Breve história de uma visita

Um momento em que descemos do carro e, ainda desorientados, nos posicionamos na abertura da calçada que indica um acesso ao grande vão livre de uma quadra. Sobre o saibro, ali está uma multidão de homens, mulheres, crianças e bananas – muitas bananas! A comoção desse instante, preenchida de muita cor e bravura, repetiu-se durante toda a feira e assumiu o papel revelador do filme que estávamos assistindo. Ao mesmo tempo em que percebíamos cada detalhe, a singularidade de cada barraco, de cada feirante, todos aqueles elementos da cena fundiam-se no mesmo e, a cada minuto passado, se fazia mais difícil separar o momento do gesto, o gesto do produto, o produto da feira.

A primeira imagem dessa cena multicolorida é sempre fantástica. No momento em que o olhar descortina o limite entre o urbano e o acontecimento, surge a cena. Nesse primeiro momento, aí estão reunidas as principais questões: a surpresa do olhar, o olhar em movimento e a imaginação do olhar. Para Merleau-Ponty (1) não existe visão sem movimento. Nem pensamento sem visão. Para ele, a descrição pura exclui tanto o procedimento da análise reflexiva quanto o da explicação cientifica o que não nos convém. Sobre essas questões, e considerando sempre a irredutibilidade dos gestos e das cenas às palavras, ensaiaremos um relato mais imagético que descritivo, tentando dar a ver a realidade pela imaginação e possibilitando divagações livres sobre imagens reais. Para tanto, nos utilizaremos entre outros conceitos, do fenômeno da imagem poética de Gaston Bachelard (2), emergindo da consciência como um produto direto do coração; e da fenomenologia da percepção de Merleau Ponty (3), enfatizando nosso contato ingênuo com o mundo, nossa experiência, por ela mesma, sem deferências psicológicas, sociológicas ou históricas que possam fornecer explicações a despeito de sua causalidade.

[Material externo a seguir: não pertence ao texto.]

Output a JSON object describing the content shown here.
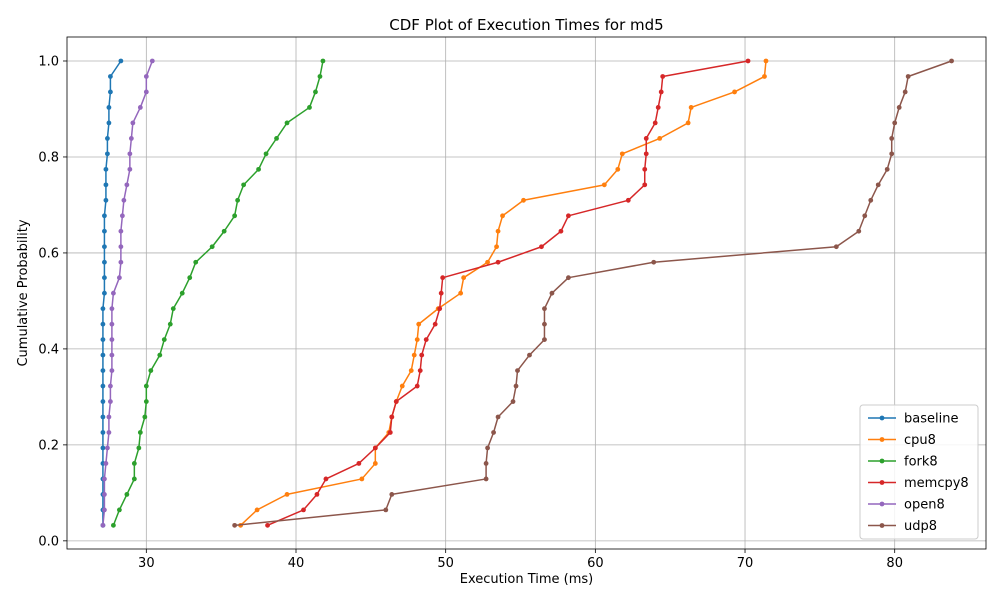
{
  "chart_data": {
    "type": "line",
    "title": "CDF Plot of Execution Times for md5",
    "xlabel": "Execution Time (ms)",
    "ylabel": "Cumulative Probability",
    "xlim": [
      24.7,
      86.1
    ],
    "ylim": [
      -0.017,
      1.05
    ],
    "xticks": [
      "30",
      "40",
      "50",
      "60",
      "70",
      "80"
    ],
    "yticks": [
      "0.0",
      "0.2",
      "0.4",
      "0.6",
      "0.8",
      "1.0"
    ],
    "grid": true,
    "legend_position": "lower-right",
    "y": [
      0.0323,
      0.0645,
      0.0968,
      0.129,
      0.1613,
      0.1935,
      0.2258,
      0.2581,
      0.2903,
      0.3226,
      0.3548,
      0.3871,
      0.4194,
      0.4516,
      0.4839,
      0.5161,
      0.5484,
      0.5806,
      0.6129,
      0.6452,
      0.6774,
      0.7097,
      0.7419,
      0.7742,
      0.8065,
      0.8387,
      0.871,
      0.9032,
      0.9355,
      0.9677,
      1.0
    ],
    "series": [
      {
        "name": "baseline",
        "color": "#1f77b4",
        "x": [
          27.1,
          27.1,
          27.1,
          27.1,
          27.1,
          27.1,
          27.1,
          27.1,
          27.1,
          27.1,
          27.1,
          27.1,
          27.1,
          27.1,
          27.1,
          27.2,
          27.2,
          27.2,
          27.2,
          27.2,
          27.2,
          27.3,
          27.3,
          27.3,
          27.4,
          27.4,
          27.5,
          27.5,
          27.6,
          27.6,
          28.3
        ]
      },
      {
        "name": "cpu8",
        "color": "#ff7f0e",
        "x": [
          36.3,
          37.4,
          39.4,
          44.4,
          45.3,
          45.3,
          46.2,
          46.4,
          46.7,
          47.1,
          47.7,
          47.9,
          48.1,
          48.2,
          49.5,
          51.0,
          51.2,
          52.8,
          53.4,
          53.5,
          53.8,
          55.2,
          60.6,
          61.5,
          61.8,
          64.3,
          66.2,
          66.4,
          69.3,
          71.3,
          71.4
        ]
      },
      {
        "name": "fork8",
        "color": "#2ca02c",
        "x": [
          27.8,
          28.2,
          28.7,
          29.2,
          29.2,
          29.5,
          29.6,
          29.9,
          30.0,
          30.0,
          30.3,
          30.9,
          31.2,
          31.6,
          31.8,
          32.4,
          32.9,
          33.3,
          34.4,
          35.2,
          35.9,
          36.1,
          36.5,
          37.5,
          38.0,
          38.7,
          39.4,
          40.9,
          41.3,
          41.6,
          41.8
        ]
      },
      {
        "name": "memcpy8",
        "color": "#d62728",
        "x": [
          38.1,
          40.5,
          41.4,
          42.0,
          44.2,
          45.3,
          46.3,
          46.4,
          46.7,
          48.1,
          48.3,
          48.4,
          48.7,
          49.3,
          49.6,
          49.7,
          49.8,
          53.5,
          56.4,
          57.7,
          58.2,
          62.2,
          63.3,
          63.3,
          63.4,
          63.4,
          64.0,
          64.2,
          64.4,
          64.5,
          70.2
        ]
      },
      {
        "name": "open8",
        "color": "#9467bd",
        "x": [
          27.1,
          27.2,
          27.2,
          27.2,
          27.3,
          27.4,
          27.5,
          27.5,
          27.6,
          27.6,
          27.7,
          27.7,
          27.7,
          27.7,
          27.7,
          27.8,
          28.2,
          28.3,
          28.3,
          28.3,
          28.4,
          28.5,
          28.7,
          28.9,
          28.9,
          29.0,
          29.1,
          29.6,
          30.0,
          30.0,
          30.4
        ]
      },
      {
        "name": "udp8",
        "color": "#8c564b",
        "x": [
          35.9,
          46.0,
          46.4,
          52.7,
          52.7,
          52.8,
          53.2,
          53.5,
          54.5,
          54.7,
          54.8,
          55.6,
          56.6,
          56.6,
          56.6,
          57.1,
          58.2,
          63.9,
          76.1,
          77.6,
          78.0,
          78.4,
          78.9,
          79.5,
          79.8,
          79.8,
          80.0,
          80.3,
          80.7,
          80.9,
          83.8
        ]
      }
    ]
  }
}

Esse momento primeiro, descrito anteriormente, que marca de maneira muito especial o nosso primeiro contato com a feira, é pintura, é dança, é poesia e fotografia. É o que nos prepara, nos consola da paisagem cinzenta; é como um carinho, um colo, um alento – para, no momento seguinte, nos conduzir ao êxtase, a empolgação, ao desatino. Esse momento nos faz perceber a textura da paisagem que as palavras não podem descrever. Dessa limitação surge a poesia, da “compreensão da incapacidade das palavras darem conta da paisagem (...) é a escrita da descrição impossível” (4). Mesmo assim, continuamos esmerando nosso olhar e organizando melhor as palavras para que elas pudessem dar a ver (sentir) as emoções e os sentimentos. Sobre as feiras, festas populares e sobre o cotidiano fica o belo exemplo dos versos do Rei do Baião – Luiz Gonzaga (5) – O candeeiro se apagou / O sanfoneiro cochilou / A sanfona não parou / E o forró continuou; nas descrições de José Lins do Rego (6) – “Procurávamos a sombra dos cajueiros para os nossos colóquios. Havia folhas secas pelo chão, como um grande tapete cinzento, que rangiam nos pés. E o cheiro gostoso da flor do caju chegava até longe”;ou ainda a delicadeza e a doçura da poesia de Manoel de Barros (7) – “Logo pensei de escovar palavras. Porque eu havia lido em algum lugar que as palavras eram conchas de clamores antigos”.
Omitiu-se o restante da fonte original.